[Date Prev][Date Next][Thread Prev][Thread Next][Date Index][Thread Index]
[no subject]
From: |
Patrice Dumas |
Date: |
Tue, 30 Jan 2024 17:28:30 -0500 (EST) |
branch: master
commit 5f6abe5eb4cb95684aa205429512f10df07993e4
Author: Patrice Dumas <pertusus@free.fr>
AuthorDate: Tue Jan 30 23:14:56 2024 +0100
tp/TODO: update
---
tp/TODO | 19 +++++++++++++------
1 file changed, 13 insertions(+), 6 deletions(-)
diff --git a/tp/TODO b/tp/TODO
index f2197e999a..ed9e3901dc 100644
--- a/tp/TODO
+++ b/tp/TODO
@@ -65,12 +65,19 @@ Document *XS_EXTERNAL_FORMATTING *XS_EXTERNAL_CONVERSION?
Delayed bugs
============
-For unicode sorting in C for index sorting, strcoll_l or even better strxfrm_l
-could be used, it sorts according to a locale specified in argument.

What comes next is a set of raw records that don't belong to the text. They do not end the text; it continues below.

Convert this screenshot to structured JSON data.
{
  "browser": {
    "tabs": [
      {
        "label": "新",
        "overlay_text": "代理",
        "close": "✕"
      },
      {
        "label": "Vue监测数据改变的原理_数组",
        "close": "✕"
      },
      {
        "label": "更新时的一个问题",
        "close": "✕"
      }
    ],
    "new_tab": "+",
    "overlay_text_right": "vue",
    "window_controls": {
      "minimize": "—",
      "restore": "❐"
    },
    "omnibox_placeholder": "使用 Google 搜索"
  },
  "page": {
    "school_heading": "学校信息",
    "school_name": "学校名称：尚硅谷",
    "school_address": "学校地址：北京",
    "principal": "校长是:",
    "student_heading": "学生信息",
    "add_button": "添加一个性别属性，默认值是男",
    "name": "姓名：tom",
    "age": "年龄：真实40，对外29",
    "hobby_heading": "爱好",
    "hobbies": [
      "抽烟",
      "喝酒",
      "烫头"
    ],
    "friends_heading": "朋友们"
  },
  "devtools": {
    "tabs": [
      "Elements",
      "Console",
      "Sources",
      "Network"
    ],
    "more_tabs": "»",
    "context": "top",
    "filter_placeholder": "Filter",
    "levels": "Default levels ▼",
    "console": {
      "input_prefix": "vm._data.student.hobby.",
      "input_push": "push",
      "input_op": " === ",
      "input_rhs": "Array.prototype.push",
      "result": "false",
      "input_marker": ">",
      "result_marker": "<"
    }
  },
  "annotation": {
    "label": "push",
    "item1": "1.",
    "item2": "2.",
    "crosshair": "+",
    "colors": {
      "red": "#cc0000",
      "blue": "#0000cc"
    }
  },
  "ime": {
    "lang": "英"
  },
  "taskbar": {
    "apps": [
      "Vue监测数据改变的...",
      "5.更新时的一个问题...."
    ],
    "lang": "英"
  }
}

However,
-it does not seems to be that portable, there is no associated gnulib
-module, and the _l variants seem to be in glibc but are are not in the glibc
-documentation. According to Eli, if the locale's codeset is UTF-8, glibc
-uses the full Unicode CLDR, which is what we want.
+Sorting indices in C with strxfrm_l using the "en_US.utf-8" locale with
+LC_COLLATE_MASK is quite consistent with perl for number and letters, but
+leads to a different output than with Perl for non alphanumeric characters,
+which is probably somewhat incidental. There are also differences that seem to
+be related to spaces with a result that looks better in Perl. It could be the
+effect of 'variable' => 'Non-Ignorable' in Perl, as it allows to have spaces
+and punctuation marks sort before letters.
+
+Transliteration/protection with iconv in C leads to a result different of Perl
+for some characters. It seems that the iconv result depends on the locale, and
+there are quite a bit of ? output, probably when there is no obvious
+transliteration. In those cases, the Unidecode traansliterations are not
+necessarily very good, either.
hyphenation: should only appear in toplevel.